Despite more injury problems, Nady thrived with the 2008 Pirates, hitting .330/.383/.535 after 89 games and was 5th in the 2008 NL in average. His 141 OPS+ was 34 points higher than in any prior season. Hoping to sell high, Pittsburgh dealt him with Damaso Marte to the New York Yankees for Ross Ohlendorf, Jeff Karstens, Daniel McCutchen and José Tabata. Steve Pearce was called up to replace him in right field, along with Jason Michaels and Doug Mientkiewicz. He fell back towards his norms with the Yanks, hitting .268/.320/.474 for a 105 OPS+ in 59 games. On the year, he hit .305/.357/.510 with 37 doubles, 25 home runs and 97 RBI.

Re-signed by New York in 2009, Nady only went 8 for 28 with 4 doubles and a walk before an elbow injury ended his year. He had Tommy John surgery and missed the rest of the campaign, then became a free agent. He signed with the Chicago Cubs in 2010 and got into 119 games as a semi-regular, spending most of his time at first base - especially after Derrek Lee was dealt at the trading deadline - and right field. He hit .256 with 6 homers and 33 RBI. He moved to the Arizona Diamondbacks in 2011, where he filled a similar role. On August 12th, he was hit by a pitch thrown by Dillon Gee of the New York Mets, breaking his left hand. He was hitting .248 in 82 games at the time and did not play again that season. He started 2012 with the Washington Nationals but only hit .157 in 40 games and was released at the end of July. He landed on his feet again, finding a job with the San Francisco Giants in time to be part of their run to a World Series title; he hit .240 in 19 games, then went 0 for 5 in the NLDS in his only postseason action.

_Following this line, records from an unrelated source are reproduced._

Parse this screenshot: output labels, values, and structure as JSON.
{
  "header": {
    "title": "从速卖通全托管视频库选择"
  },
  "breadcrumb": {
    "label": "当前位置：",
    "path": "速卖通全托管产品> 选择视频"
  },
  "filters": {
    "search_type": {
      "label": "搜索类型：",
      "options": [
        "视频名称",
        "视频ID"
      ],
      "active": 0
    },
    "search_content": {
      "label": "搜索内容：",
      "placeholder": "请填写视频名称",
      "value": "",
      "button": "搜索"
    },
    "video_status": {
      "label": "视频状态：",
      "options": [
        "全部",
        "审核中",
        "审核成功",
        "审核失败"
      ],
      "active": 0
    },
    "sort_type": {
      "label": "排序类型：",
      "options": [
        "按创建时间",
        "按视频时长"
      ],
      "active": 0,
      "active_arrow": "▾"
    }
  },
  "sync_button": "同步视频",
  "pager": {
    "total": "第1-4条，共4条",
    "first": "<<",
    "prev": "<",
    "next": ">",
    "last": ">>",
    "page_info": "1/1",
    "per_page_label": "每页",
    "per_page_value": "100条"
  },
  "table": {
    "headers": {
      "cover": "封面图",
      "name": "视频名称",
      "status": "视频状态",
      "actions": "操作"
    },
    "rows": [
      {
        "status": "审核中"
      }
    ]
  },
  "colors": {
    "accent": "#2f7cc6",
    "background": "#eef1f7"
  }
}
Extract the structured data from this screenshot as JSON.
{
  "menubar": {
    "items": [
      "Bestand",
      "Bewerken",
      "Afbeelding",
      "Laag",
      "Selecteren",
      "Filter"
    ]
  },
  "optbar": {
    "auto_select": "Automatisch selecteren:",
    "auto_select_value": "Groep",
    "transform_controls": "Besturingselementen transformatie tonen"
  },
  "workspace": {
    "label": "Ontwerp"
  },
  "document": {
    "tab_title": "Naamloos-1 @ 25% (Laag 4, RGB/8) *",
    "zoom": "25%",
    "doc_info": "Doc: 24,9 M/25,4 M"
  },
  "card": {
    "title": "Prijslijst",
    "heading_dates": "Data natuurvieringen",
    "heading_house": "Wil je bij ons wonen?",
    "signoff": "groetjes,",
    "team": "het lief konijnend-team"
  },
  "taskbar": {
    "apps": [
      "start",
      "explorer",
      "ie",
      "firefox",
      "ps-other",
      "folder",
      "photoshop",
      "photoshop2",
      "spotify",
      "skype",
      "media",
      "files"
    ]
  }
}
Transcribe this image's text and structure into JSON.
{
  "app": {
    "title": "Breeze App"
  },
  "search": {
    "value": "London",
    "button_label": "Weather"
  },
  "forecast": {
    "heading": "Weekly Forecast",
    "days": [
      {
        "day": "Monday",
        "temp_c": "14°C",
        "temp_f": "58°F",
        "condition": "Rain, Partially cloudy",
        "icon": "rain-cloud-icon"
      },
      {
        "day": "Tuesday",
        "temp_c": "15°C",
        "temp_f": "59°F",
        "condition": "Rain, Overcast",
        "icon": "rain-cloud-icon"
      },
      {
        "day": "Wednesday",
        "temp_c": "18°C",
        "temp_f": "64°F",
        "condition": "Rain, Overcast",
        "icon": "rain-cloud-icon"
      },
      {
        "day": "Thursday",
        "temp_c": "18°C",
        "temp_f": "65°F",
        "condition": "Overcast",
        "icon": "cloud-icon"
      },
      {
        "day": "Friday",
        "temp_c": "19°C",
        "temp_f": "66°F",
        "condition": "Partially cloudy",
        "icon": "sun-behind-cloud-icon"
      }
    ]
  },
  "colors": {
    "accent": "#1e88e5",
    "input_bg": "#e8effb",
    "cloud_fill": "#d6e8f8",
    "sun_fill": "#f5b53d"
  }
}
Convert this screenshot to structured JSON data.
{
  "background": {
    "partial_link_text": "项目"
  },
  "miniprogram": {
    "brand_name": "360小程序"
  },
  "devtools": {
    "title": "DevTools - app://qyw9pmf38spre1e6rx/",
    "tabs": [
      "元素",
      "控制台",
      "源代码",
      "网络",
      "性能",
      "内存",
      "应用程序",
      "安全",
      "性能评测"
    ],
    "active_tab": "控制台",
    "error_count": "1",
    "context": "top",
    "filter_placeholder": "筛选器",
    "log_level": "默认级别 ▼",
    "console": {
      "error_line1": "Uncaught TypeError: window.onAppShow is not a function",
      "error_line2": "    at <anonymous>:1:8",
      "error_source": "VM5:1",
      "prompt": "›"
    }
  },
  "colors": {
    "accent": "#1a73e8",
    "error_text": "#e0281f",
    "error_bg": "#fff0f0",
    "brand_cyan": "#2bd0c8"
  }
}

Unable to land a major league job in 2013, Nady went back to the minor leagues, playing 124 games between the Omaha Storm Chasers in the Kansas City Royals organization and the Colorado Springs Sky Sox, the Colorado Rockies' AAA affiliate. He hit .309 in 71 games for Omaha and .278 in 53 games for Colorado Springs, for a combined batting line of .296/.360/.456, with 26 doubles, 15 homers, 69 runs and 65 RBI. In January of 2014, his original team, the San Diego Padres, brought him back on a minor league contract associated with an invitation to spring training. He was successful in making the team as a substitute, lasting until May before his release. Following a brief cameo in the Seattle Mariners organization, he retired.

In June of 2015, Nady replaced Rod Barajas as hitting coach of the Lake Elsinore Storm, remaining on the staff through 2016.